Tip: Collect a minimum of three bids for each type of repair or restoration service, then verify their references, licensing, insurance, and reviews.
While this may appear cumbersome, your due diligence ahead of time will save you from shady, opportunistic contractors looking to make a fast buck off your emergency situation.
Finances and Documentation
When a fire breaks out in your home, preservation of life should be every occupant’s top priority. Delaying your evacuation to find replaceable documents or possessions may cost you your life.
Landlord/Mortgage Lender – When your home catches fire, you should contact your landlord or mortgage lender as quickly as possible.
Finances – If you do not have your debit/credit card information accessible on your smartphone, reach out to your banking institution to get new checks printed and a replacement debit card to keep the money in your checking and/or savings accounts accessible.
Immediately reach out to your credit card companies to report your cards lost in a fire and request replacements.
Receipts – Keep receipts for everything you spend while displaced and for any/all repairs to your home. These receipts may be used by your insurance company and again to prove your losses claimed on your tax return.
Replacing Essential Documents – The following documents should be replaced as quickly as possible if lost in a fire.
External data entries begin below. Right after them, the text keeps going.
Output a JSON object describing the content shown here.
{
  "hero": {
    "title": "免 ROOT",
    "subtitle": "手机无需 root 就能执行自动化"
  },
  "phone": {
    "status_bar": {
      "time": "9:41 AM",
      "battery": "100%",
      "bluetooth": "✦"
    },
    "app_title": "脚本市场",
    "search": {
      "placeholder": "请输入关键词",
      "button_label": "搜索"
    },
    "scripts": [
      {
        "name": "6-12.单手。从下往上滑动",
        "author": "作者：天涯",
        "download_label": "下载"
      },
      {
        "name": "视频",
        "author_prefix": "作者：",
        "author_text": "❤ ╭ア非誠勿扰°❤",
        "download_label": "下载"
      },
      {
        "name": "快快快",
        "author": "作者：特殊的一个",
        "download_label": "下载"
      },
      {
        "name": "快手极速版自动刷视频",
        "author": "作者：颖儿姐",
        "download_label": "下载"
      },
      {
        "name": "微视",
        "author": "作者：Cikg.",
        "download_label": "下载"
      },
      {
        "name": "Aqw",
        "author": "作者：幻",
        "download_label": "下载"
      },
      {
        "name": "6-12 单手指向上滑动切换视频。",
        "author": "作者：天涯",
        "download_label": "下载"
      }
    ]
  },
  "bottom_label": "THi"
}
Many of the following can be used as proof of identity and should be safeguarded once replaced:
- Driver’s license – contact your local Department of Motor Vehicles
- Social security card – More information at 1-800-772-1213
- Income tax records – IRS Customer Service 1-800-829-1040
- Military discharge papers – NPRC Customer Service Line 314-801-0800
- Citizenship papers – Visit uscis.gov
- Auto registration – Visit your state’s Department of Revenue in person or online
- Titles and deeds – Contact the financial institution
- Warranties – Contact the service provider or product seller
- Insurance policies – Contact your insurance carrier
- Passports – Call toll free 1-877-487-2778 or visit travel.state.gov/content/travel/en/passports.html
- Birth certificates – Visit usa.gov/replace-vital-documents
- Death certificates – Visit usa.gov/replace-vital-documents
- Marriage certificates – Visit usa.gov/replace-vital-documents
- Divorce papers – Visit usa.gov/replace-vital-documents
- Stocks and bonds – Contact the brokerage or the company that issued it.
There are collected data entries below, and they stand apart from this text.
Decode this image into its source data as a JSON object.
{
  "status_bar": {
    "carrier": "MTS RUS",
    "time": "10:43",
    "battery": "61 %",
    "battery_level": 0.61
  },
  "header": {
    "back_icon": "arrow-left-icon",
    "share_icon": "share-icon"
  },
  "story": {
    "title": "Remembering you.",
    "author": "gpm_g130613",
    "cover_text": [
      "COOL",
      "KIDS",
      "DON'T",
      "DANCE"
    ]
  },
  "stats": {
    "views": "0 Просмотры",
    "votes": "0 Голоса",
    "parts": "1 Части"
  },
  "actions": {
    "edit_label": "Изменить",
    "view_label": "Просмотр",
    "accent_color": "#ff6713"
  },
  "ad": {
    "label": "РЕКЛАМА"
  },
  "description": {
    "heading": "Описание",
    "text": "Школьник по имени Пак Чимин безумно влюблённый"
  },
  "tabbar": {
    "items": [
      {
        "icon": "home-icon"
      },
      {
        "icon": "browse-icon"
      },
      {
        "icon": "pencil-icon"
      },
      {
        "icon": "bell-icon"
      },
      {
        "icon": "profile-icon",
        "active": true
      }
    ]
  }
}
- Wills – Contact the legal practice that participated in drafting the document
- Medicare or Medicaid cards – Call 1-800-633-4227 or visit mymedicare.gov
- Medical/Dental records – Contact your dentist
Note: State-issued documents may differ in application procedures from state to state.
Recovering from Fire and Water Damage
In this article, you discovered information and valuable tips on how to handle a house fire, who to call, and resources to help you get back on your feet quickly.
Knowing who to call and what to collect for your insurance company will help you and your family get back to normal quickly.
Be informed, as not knowing what to do after fire and water damage can lead to irreparable home issues, or your insurance company canceling your policy or denying your claim, leaving you with costly out-of-pocket repair and lodging expenses.